Confronté aux diffamations d’ActUp, le Collectif anti-crack réaffirme ses positions

 

 

 

Nous redisons face à ActUp ce que nous avons dit face à Le Pen le 25 avril dernier.

 

• Nous refusons les amalgames qui tétanisent toute pensée et entravent les pratiques émancipatrices. Nous contredisons ainsi et déqualifions les fausses équations suivantes : « Squats = drogue », « Sans papiers = dealers », « Immigrés = drogue + voyous », « Toxicomanes = dealers », « Séropositifs = toxicomanes » « Contre la drogue = pro Le Pen ». Tous ces énoncés sont infâmes et nous les combattons.

 

• Nous refusons l’inversion des positions abjectes précédentes, comme s’il suffisait de retourner des mots d’ordre crapuleux pour disposer d’idées praticables. Nous contredisons ainsi les amalgames symétriques : « Contre la drogue = fachos », « Contre la drogue = contre les drogués », « Contre la drogue = délire sécuritaire », « Contre la drogue = bourgeois » (comme si le toxicomane constituait aujourd’hui l’emblème du peuple !), « Contre le sida = s’arranger avec la drogue ». Tous ces énoncés sont également faux.

 

• Nous refusons qu’on assure la tranquillité des habitants en parquant les toxicomanes dans des centres de shoot, fussent-ils en lointaine banlieue (rappelons-nous : Le Pen proposait de créer des « sidatoriums » où parquer les séropositifs…).

 

• Nous réaffirmons qu’il faut en France lutter à la fois sur deux fronts, contre le sida et contre la drogue, et non pas abandonner la seconde lutte au nom de la première.

 

• Nous réclamons que se mette en place sur toute la France une politique de soins (qui se batte contre la drogue et aide les toxicomanes à conquérir l’abstinence) et non plus la désastreuse « politique de réduction des risques » actuelle (qui traite en fins, et non en moyens, l’échange des seringues et les produits de substitution).

 

• Nous réitérons que le trafic de crack relève du crime, non de la délinquance. Les problèmes que pose ce trafic, venu occuper le quartier Stalingrad, ne sont pas du même ordre que les questions de délinquance sécrétées par les cités de banlieue. Contre le crime, contre les truands, contre les dealers, c’est à la police d’agir.

 

• Pour notre compte, nous agissons pour reconquérir l’espace public, habitants et commerçants réunis. Nous agissons pour organiser les jeunes contre la drogue.
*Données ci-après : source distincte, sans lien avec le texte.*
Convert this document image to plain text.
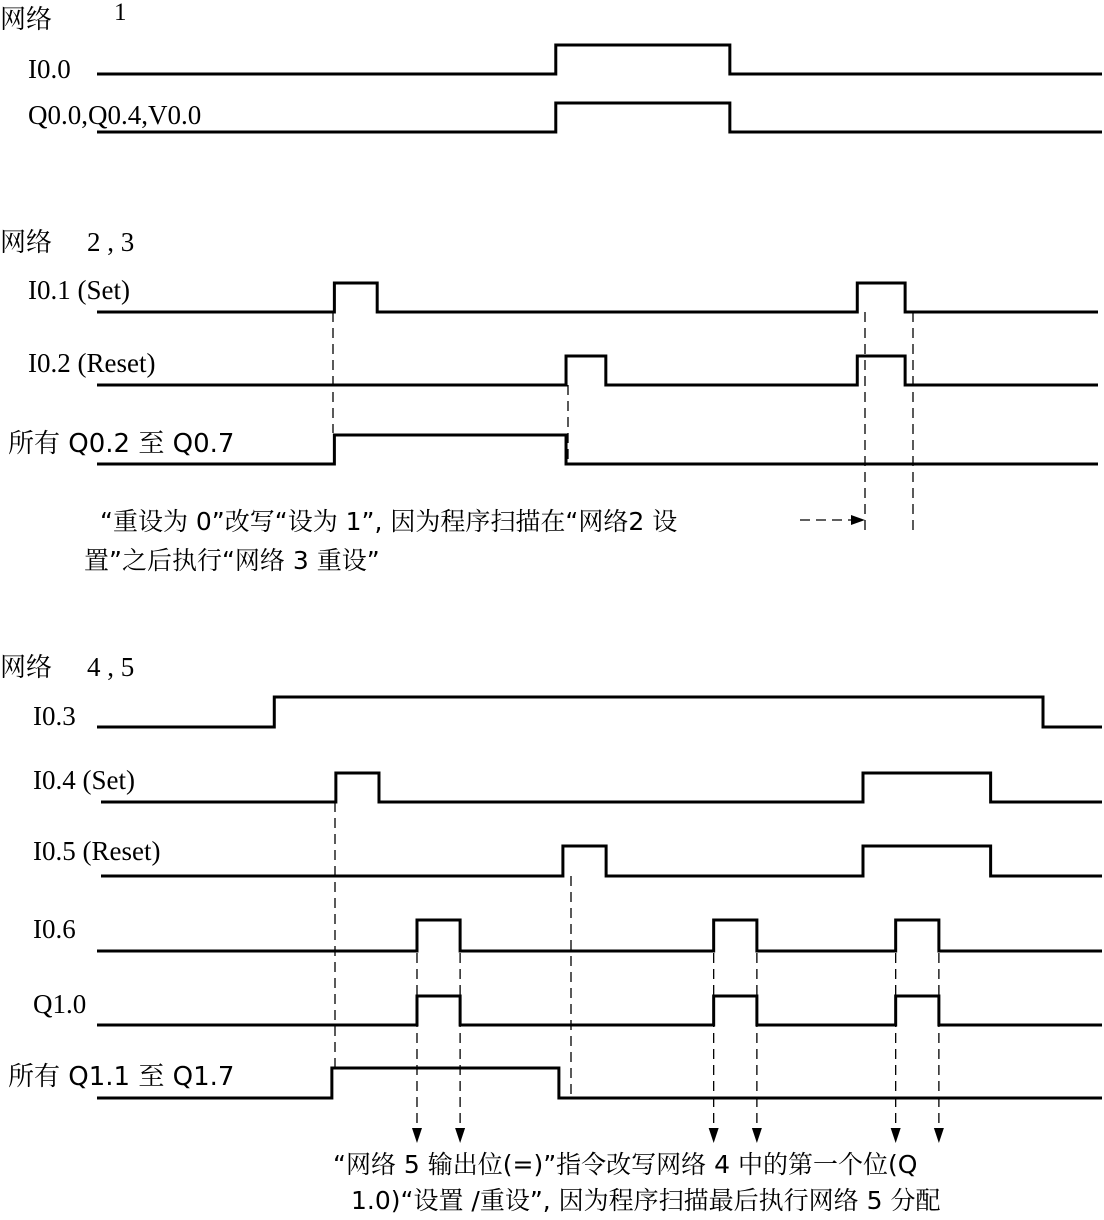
网络 1
I0.0
Q0.0,Q0.4,V0.0
网络 2 , 3
I0.1 (Set)
I0.2 (Reset)
所有 Q0.2 至 Q0.7
“重设为 0”改写“设为 1”, 因为程序扫描在“网络2 设
置”之后执行“网络 3 重设”
网络 4 , 5
I0.3
I0.4 (Set)
I0.5 (Reset)
I0.6
Q1.0
所有 Q1.1 至 Q1.7
“网络 5 输出位(=)”指令改写网络 4 中的第一个位(Q
1.0)“设置 /重设”, 因为程序扫描最后执行网络 5 分配
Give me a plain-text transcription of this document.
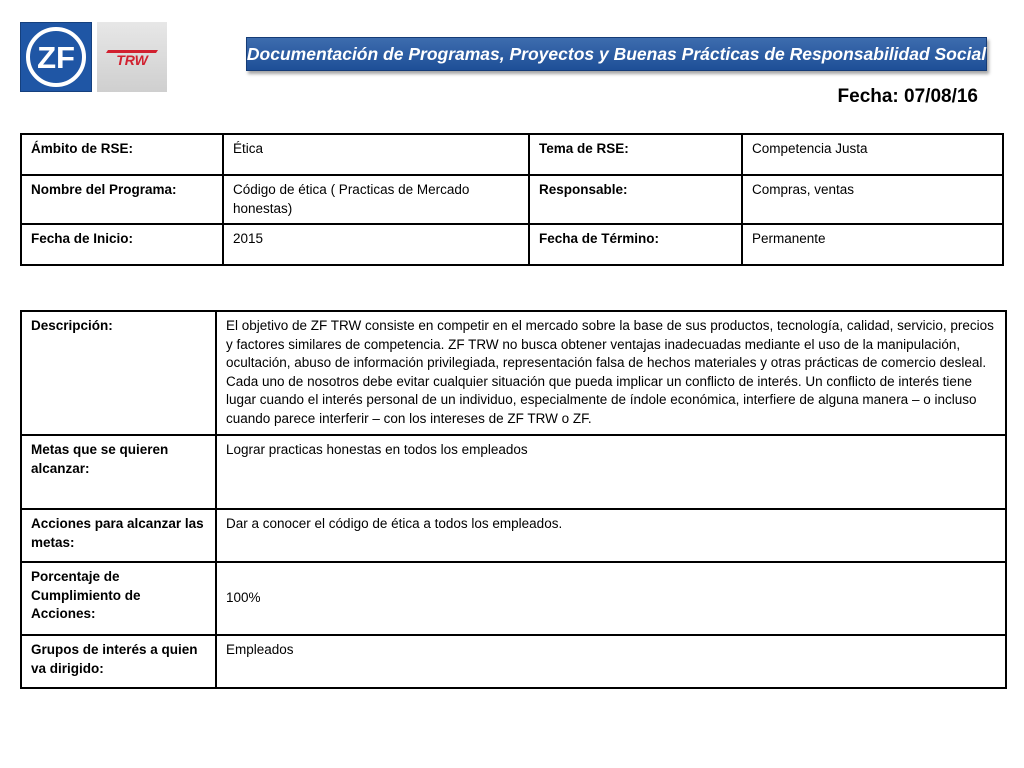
ZF	TRW	Documentación de Programas, Proyectos y Buenas Prácticas de Responsabilidad Social
Fecha: 07/08/16
Ámbito de RSE:	Ética	Tema de RSE:	Competencia Justa
Nombre del Programa:	Código de ética ( Practicas de Mercado honestas)	Responsable:	Compras, ventas
Fecha de Inicio:	2015	Fecha de Término:	Permanente
Descripción:	El objetivo de ZF TRW consiste en competir en el mercado sobre la base de sus productos, tecnología, calidad, servicio, precios y factores similares de competencia. ZF TRW no busca obtener ventajas inadecuadas mediante el uso de la manipulación, ocultación, abuso de información privilegiada, representación falsa de hechos materiales y otras prácticas de comercio desleal. Cada uno de nosotros debe evitar cualquier situación que pueda implicar un conflicto de interés. Un conflicto de interés tiene lugar cuando el interés personal de un individuo, especialmente de índole económica, interfiere de alguna manera – o incluso cuando parece interferir – con los intereses de ZF TRW o ZF.
Metas que se quieren alcanzar:	Lograr practicas honestas en todos los empleados
Acciones para alcanzar las metas:	Dar a conocer el código de ética a todos los empleados.
Porcentaje de Cumplimiento de Acciones:	100%
Grupos de interés a quien va dirigido:	Empleados
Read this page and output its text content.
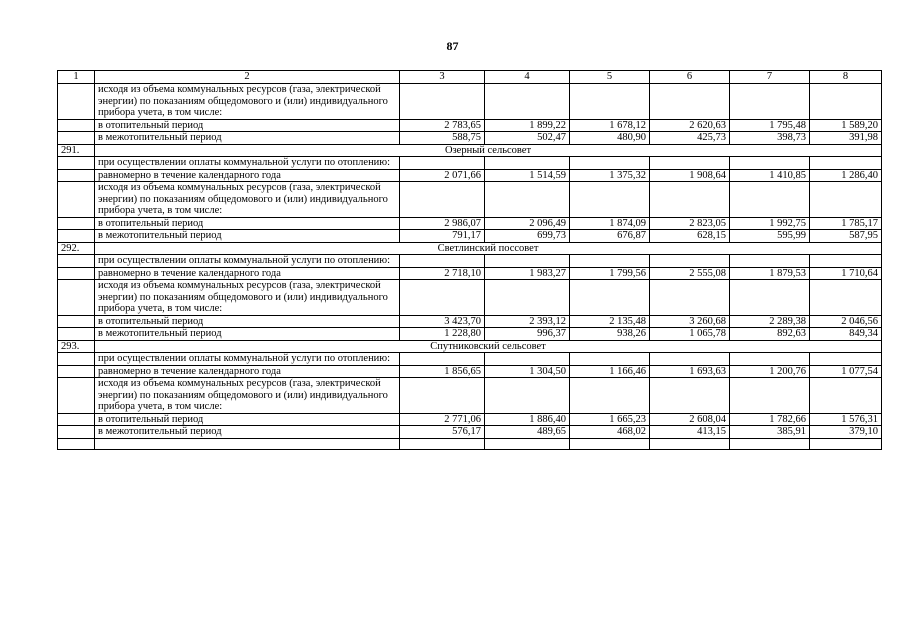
87
1	2	3	4	5	6	7	8
	исходя из объема коммунальных ресурсов (газа, электрической энергии) по показаниям общедомового и (или) индивидуального прибора учета, в том числе:						
	в отопительный период	2 783,65	1 899,22	1 678,12	2 620,63	1 795,48	1 589,20
	в межотопительный период	588,75	502,47	480,90	425,73	398,73	391,98
291.	Озерный сельсовет						
	при осуществлении оплаты коммунальной услуги по отоплению:						
	равномерно в течение календарного года	2 071,66	1 514,59	1 375,32	1 908,64	1 410,85	1 286,40
	исходя из объема коммунальных ресурсов (газа, электрической энергии) по показаниям общедомового и (или) индивидуального прибора учета, в том числе:						
	в отопительный период	2 986,07	2 096,49	1 874,09	2 823,05	1 992,75	1 785,17
	в межотопительный период	791,17	699,73	676,87	628,15	595,99	587,95
292.	Светлинский поссовет						
	при осуществлении оплаты коммунальной услуги по отоплению:						
	равномерно в течение календарного года	2 718,10	1 983,27	1 799,56	2 555,08	1 879,53	1 710,64
	исходя из объема коммунальных ресурсов (газа, электрической энергии) по показаниям общедомового и (или) индивидуального прибора учета, в том числе:						
	в отопительный период	3 423,70	2 393,12	2 135,48	3 260,68	2 289,38	2 046,56
	в межотопительный период	1 228,80	996,37	938,26	1 065,78	892,63	849,34
293.	Спутниковский сельсовет						
	при осуществлении оплаты коммунальной услуги по отоплению:						
	равномерно в течение календарного года	1 856,65	1 304,50	1 166,46	1 693,63	1 200,76	1 077,54
	исходя из объема коммунальных ресурсов (газа, электрической энергии) по показаниям общедомового и (или) индивидуального прибора учета, в том числе:						
	в отопительный период	2 771,06	1 886,40	1 665,23	2 608,04	1 782,66	1 576,31
	в межотопительный период	576,17	489,65	468,02	413,15	385,91	379,10
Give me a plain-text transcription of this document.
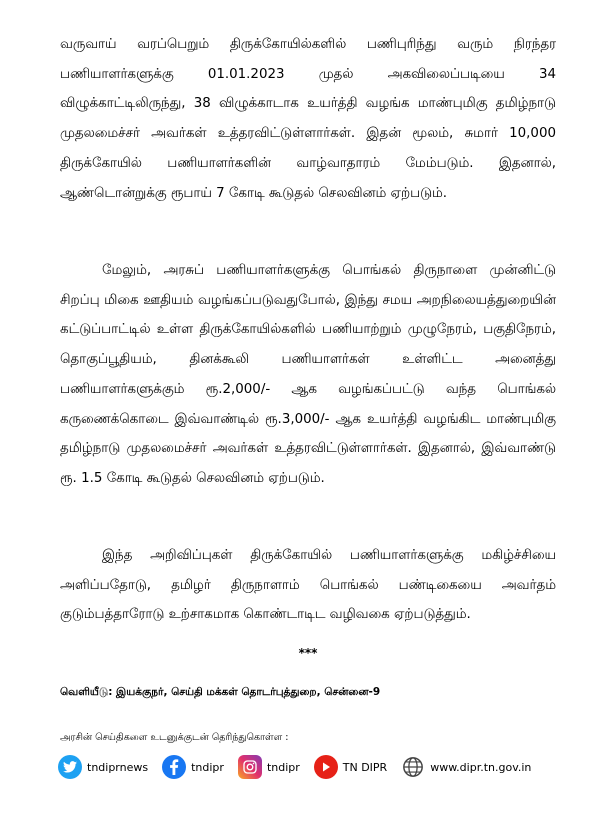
வருவாய் வரப்பெறும் திருக்கோயில்களில் பணிபுரிந்து வரும் நிரந்தர பணியாளர்களுக்கு 01.01.2023 முதல் அகவிலைப்படியை 34 விழுக்காட்டிலிருந்து, 38 விழுக்காடாக உயர்த்தி வழங்க மாண்புமிகு தமிழ்நாடு முதலமைச்சர் அவர்கள் உத்தரவிட்டுள்ளார்கள். இதன் மூலம், சுமார் 10,000 திருக்கோயில் பணியாளர்களின் வாழ்வாதாரம் மேம்படும். இதனால், ஆண்டொன்றுக்கு ரூபாய் 7 கோடி கூடுதல் செலவினம் ஏற்படும்.

மேலும், அரசுப் பணியாளர்களுக்கு பொங்கல் திருநாளை முன்னிட்டு சிறப்பு மிகை ஊதியம் வழங்கப்படுவதுபோல், இந்து சமய அறநிலையத்துறையின் கட்டுப்பாட்டில் உள்ள திருக்கோயில்களில் பணியாற்றும் முழுநேரம், பகுதிநேரம், தொகுப்பூதியம், தினக்கூலி பணியாளர்கள் உள்ளிட்ட அனைத்து பணியாளர்களுக்கும் ரூ.2,000/- ஆக வழங்கப்பட்டு வந்த பொங்கல் கருணைக்கொடை இவ்வாண்டில் ரூ.3,000/- ஆக உயர்த்தி வழங்கிட மாண்புமிகு தமிழ்நாடு முதலமைச்சர் அவர்கள் உத்தரவிட்டுள்ளார்கள். இதனால், இவ்வாண்டு ரூ. 1.5 கோடி கூடுதல் செலவினம் ஏற்படும்.

இந்த அறிவிப்புகள் திருக்கோயில் பணியாளர்களுக்கு மகிழ்ச்சியை அளிப்பதோடு, தமிழர் திருநாளாம் பொங்கல் பண்டிகையை அவர்தம் குடும்பத்தாரோடு உற்சாகமாக கொண்டாடிட வழிவகை ஏற்படுத்தும்.

***
வெளியீடு: இயக்குநர், செய்தி மக்கள் தொடர்புத்துறை, சென்னை-9
அரசின் செய்திகளை உடனுக்குடன் தெரிந்துகொள்ள :
tndiprnews	tndipr	tndipr	TN DIPR	www.dipr.tn.gov.in
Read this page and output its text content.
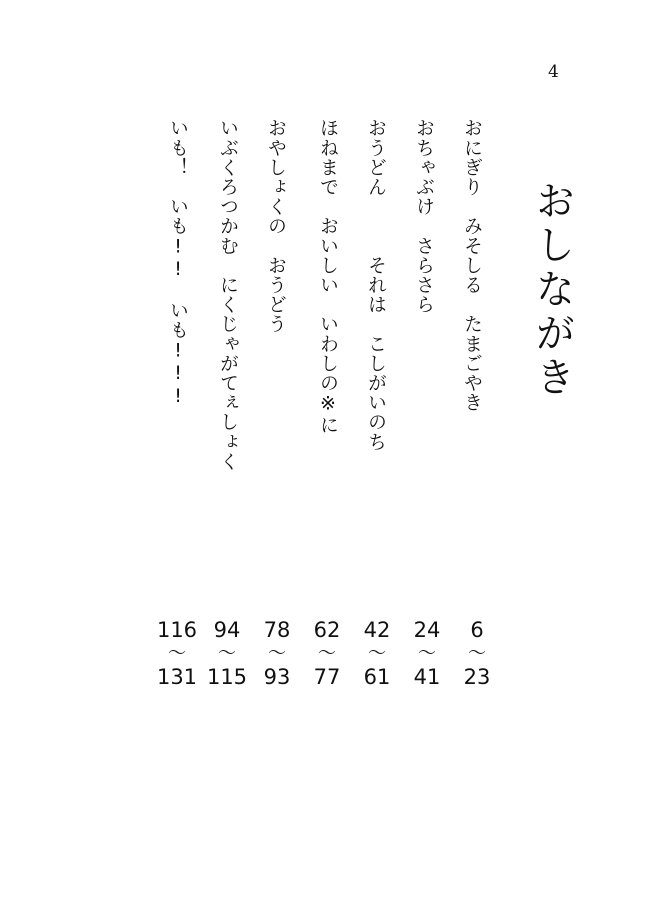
4
おしながき
おにぎり　みそしる　たまごやき
おちゃぶけ　さらさら
おうどん　　　それは　こしがいのち
ほねまで　おいしい　いわしの※に
おやしょくの　おうどう
いぶくろつかむ　にくじゃがてぇしょく
いも！　いも!!　いも!!!
6
～
23
24
～
41
42
～
61
62
～
77
78
～
93
94
～
115
116
～
131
Nous agissons pour convaincre les toxicomanes de respecter les règles de vie commune et sortir du piège dans lequel ils se sont enfermés (nous soutenons ainsi le travail des Narcotiques Anonymes).

 

• Nous agissons là où nous sommes (à ceux qui ne le feraient pas, on objecterait à raison qu’ils devraient d’abord agir chez eux plutôt que de donner des leçons au voisin). Nous ne limitons cependant pas notre horizon à notre quartier : nous encourageons les autres quartiers, en particulier limitrophes, à faire comme nous. Nous nous organisons avec eux contre la drogue. Nous appelons à reprendre le combat contre la drogue dans tout le pays et pas seulement dans notre quartier. Nous exigeons des municipalités et ministères qu’ils fassent le travail qui leur revient dans le nécessaire combat de ce pays contre la drogue.

 

• Nous concentrons aujourd’hui nos forces autour des habitants du quartier les plus démunis : les familles africaines qui habitent les repaires du crack et ont besoin d’un relogement immédiat. Pour cela, nous nous coordonnons désormais avec Droit au logement.

 

 

 

Notre lecture de l’affiche d’ActUp

 


Pourquoi alors ces calomnies d’ActUp ? Pourquoi dresser du Collectif cette image de traqueurs de toxicomanes, de chasseurs de drogués quand tous nos actes et tous nos propos, tous les compte rendus qui en ont été faits (et ils ont été nombreux dans la presse : qu’ActUp lise entre autres l’article qui nous a été consacré dans le dernier Nouvel Observateur) la déqualifient ?

 

Il est vrai que le papier d’ActUp manie les images sans trop se soucier de leur cohérence. Voilà des Pères blancs qui font la chasse à l’homme, une Église missionnaire qui traque des boucs émissaires, des procès qu’on situerait à Moscou plus volontiers qu’à Vichy, et jusqu’au nom de Stalingrad dont on ne sait plus bien si c’est celui de la plus grande des batailles ou d’un petit village gaulois pris dans des querelles de voisinage. Décidément, ActUp semble mélanger les pages de son manuel d’histoire…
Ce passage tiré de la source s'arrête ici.